Message ID | 20241021124145.636561-1-karthik.188@gmail.com (mailing list archive) |
---|---|
State | Superseded |
Headers | show |
Series | CodingGuidelines: discourage arbitrary suffixes in function names | expand |
On Mon, Oct 21, 2024 at 02:41:45PM +0200, Karthik Nayak wrote: > We often name functions with arbitrary suffixes like `_1` as an > extension of another existing function. This created confusion and Micro-nit: s/created/creates/ [snip] > diff --git a/Documentation/CodingGuidelines b/Documentation/CodingGuidelines > index 30fda4142c..b8e2d30567 100644 > --- a/Documentation/CodingGuidelines > +++ b/Documentation/CodingGuidelines > @@ -621,6 +621,11 @@ For C programs: > - `S_free()` releases a structure's contents and frees the > structure. > > + - Function names should be self-explanatory, clearly reflecting their > + purpose or behavior.
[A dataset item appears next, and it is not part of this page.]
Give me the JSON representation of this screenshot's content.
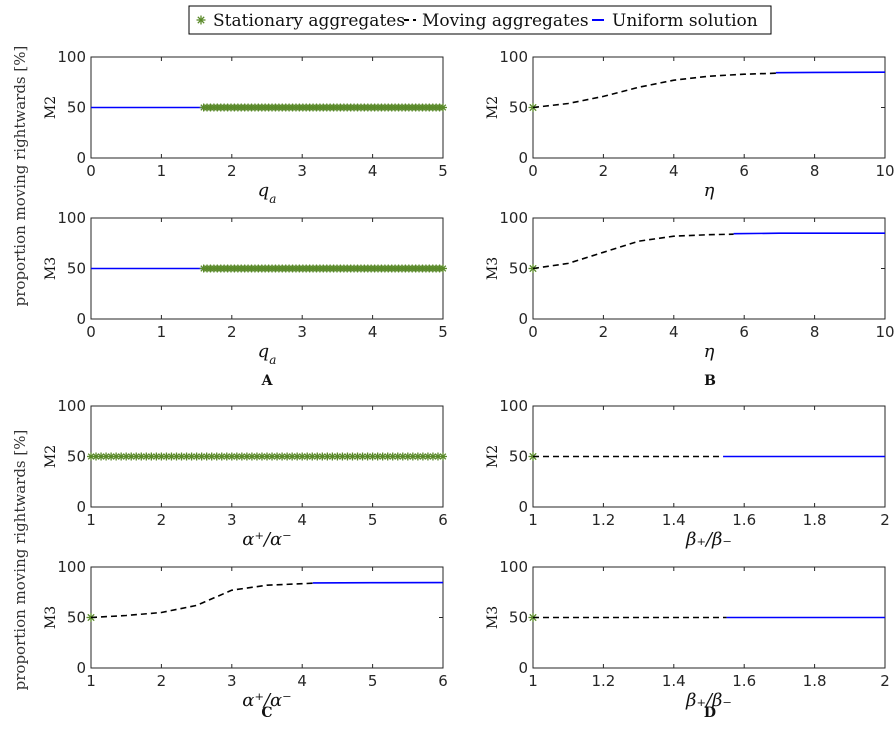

To maintain clarity and avoid confusion, > + arbitrary suffixes such as _1 are discouraged, as they provide no > + meaningful insight into the function's role. Names being self-explanatory is certainly a worthwhile goal, even though I guess that it's a bit more on the idealized side of things. Functions will often not be fully self-explanatory, which is likely just a matter of reality. I mostly just don't want us to end on the other side of the spectrum where we go militant on "Every function must be no longer than 2 lines of code such that it can be self-explanatory". And yes, I'm of course stretching what you are saying quite a bit, I know that this is not what you want to say. I'm merely writing down my own thoughts while thinking it through. So, that being said, I agree that we shouldn't use arbitrary suffixes, as these are quite hard to understand indeed and typically don't really provide any context. So as long as we interpret this rule leniently I'm happy with it. Patrick
On Mon, Oct 21, 2024, at 14:41, Karthik Nayak wrote: > We often name functions with arbitrary suffixes like `_1` as an > extension of another existing function. This created confusion and > doesn't provide good clarity into the functions purpose. Let's document > good function naming etiquette in our CodingGuidelines. > > Signed-off-by: Karthik Nayak <karthik.188@gmail.com> > --- > > This is mostly in response to an ongoing thread [1] where I ran into one of > these functions and it really took me a while to wrap my head around what the > function does. > > [1]: > https://lore.kernel.org/git/CAOLa=ZREg3xuaT6mbM8+Havn3regZDhK45kGy0+Fw8t56c7Mpg@mail.gmail.com/#R I was wondering whether it would make sense to use that link in this document for the context. But I see that there is only one instance of that in the current document.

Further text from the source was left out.